How SAF Was Born

The Self-Alignment Framework (SAF) did not begin in a lab or a classroom. It began in the quiet space of my own reflection.

I grew up in a small village in El Salvador with little access to formal education, but with an endless curiosity about nature and how things fit together. At sixteen, when I moved to the United States, I discovered philosophy. Plato, Aristotle, Kant, Nietzsche — they all shaped me. Even while building a career in technology, philosophy never left me. I kept questioning everything, searching for meaning and structure.

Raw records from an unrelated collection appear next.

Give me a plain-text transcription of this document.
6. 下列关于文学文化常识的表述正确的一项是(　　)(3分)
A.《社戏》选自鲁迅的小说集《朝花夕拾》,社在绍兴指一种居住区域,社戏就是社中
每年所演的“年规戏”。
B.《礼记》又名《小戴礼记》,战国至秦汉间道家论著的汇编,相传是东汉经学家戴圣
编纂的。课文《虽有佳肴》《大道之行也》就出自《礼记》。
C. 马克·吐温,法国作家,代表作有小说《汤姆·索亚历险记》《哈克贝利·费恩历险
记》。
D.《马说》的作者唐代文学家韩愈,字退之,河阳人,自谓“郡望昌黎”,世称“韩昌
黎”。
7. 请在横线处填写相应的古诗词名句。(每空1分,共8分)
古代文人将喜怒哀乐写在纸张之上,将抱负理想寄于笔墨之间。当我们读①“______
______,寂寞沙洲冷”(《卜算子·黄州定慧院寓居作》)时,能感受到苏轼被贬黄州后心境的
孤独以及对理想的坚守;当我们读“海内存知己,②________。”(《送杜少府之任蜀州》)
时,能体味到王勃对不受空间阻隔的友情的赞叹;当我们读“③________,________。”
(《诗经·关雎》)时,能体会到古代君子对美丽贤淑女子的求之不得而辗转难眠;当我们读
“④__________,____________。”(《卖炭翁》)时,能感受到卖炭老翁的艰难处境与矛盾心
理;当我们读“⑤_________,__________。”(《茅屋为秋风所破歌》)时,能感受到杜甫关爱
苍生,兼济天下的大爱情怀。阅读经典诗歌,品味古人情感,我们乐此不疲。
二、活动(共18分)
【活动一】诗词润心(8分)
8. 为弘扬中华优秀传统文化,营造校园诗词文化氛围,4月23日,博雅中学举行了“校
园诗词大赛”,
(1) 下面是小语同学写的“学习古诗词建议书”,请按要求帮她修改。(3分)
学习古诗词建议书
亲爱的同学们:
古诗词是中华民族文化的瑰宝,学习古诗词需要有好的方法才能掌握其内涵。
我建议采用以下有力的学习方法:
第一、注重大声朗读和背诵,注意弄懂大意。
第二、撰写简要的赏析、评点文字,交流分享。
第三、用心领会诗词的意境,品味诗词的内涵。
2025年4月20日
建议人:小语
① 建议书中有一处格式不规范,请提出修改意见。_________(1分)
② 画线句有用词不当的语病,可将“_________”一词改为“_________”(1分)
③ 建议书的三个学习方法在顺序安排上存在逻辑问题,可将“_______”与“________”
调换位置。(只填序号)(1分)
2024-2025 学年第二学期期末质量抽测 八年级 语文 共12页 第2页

Over time, I realized that values are the foundation. That insight pushed me to reverse-engineer my own thought process. Slowly, a loop emerged: Intellect to discern, Will to decide, Conscience to judge, and Spirit to integrate.

Thomas Aquinas was my closest companion in this exploration. His account of Intellect and Will closely matched what I was building. But I diverged from him in two ways: I placed Conscience after the Will, as the judge of action, and I introduced Spirit as the integrator and guardian of the loop. Spirit grew out of biblical passages I carried with me, and I had not seen it framed this way elsewhere.

Some may argue that using human-centered terms in AI is anthropomorphic. Yet the truth is that SAF was conceived before the age of AI. It was never meant to be an “AI framework.” It was meant to be a map of the human cognitive process. AI simply became the quickest way to test whether this framework really works.

SAF is not about giving machines souls or creating moral agency like our own. It is about creating faithful moral actors or personas, as I call them in SAFi that act on their principles with transparency, coherence, and integrity.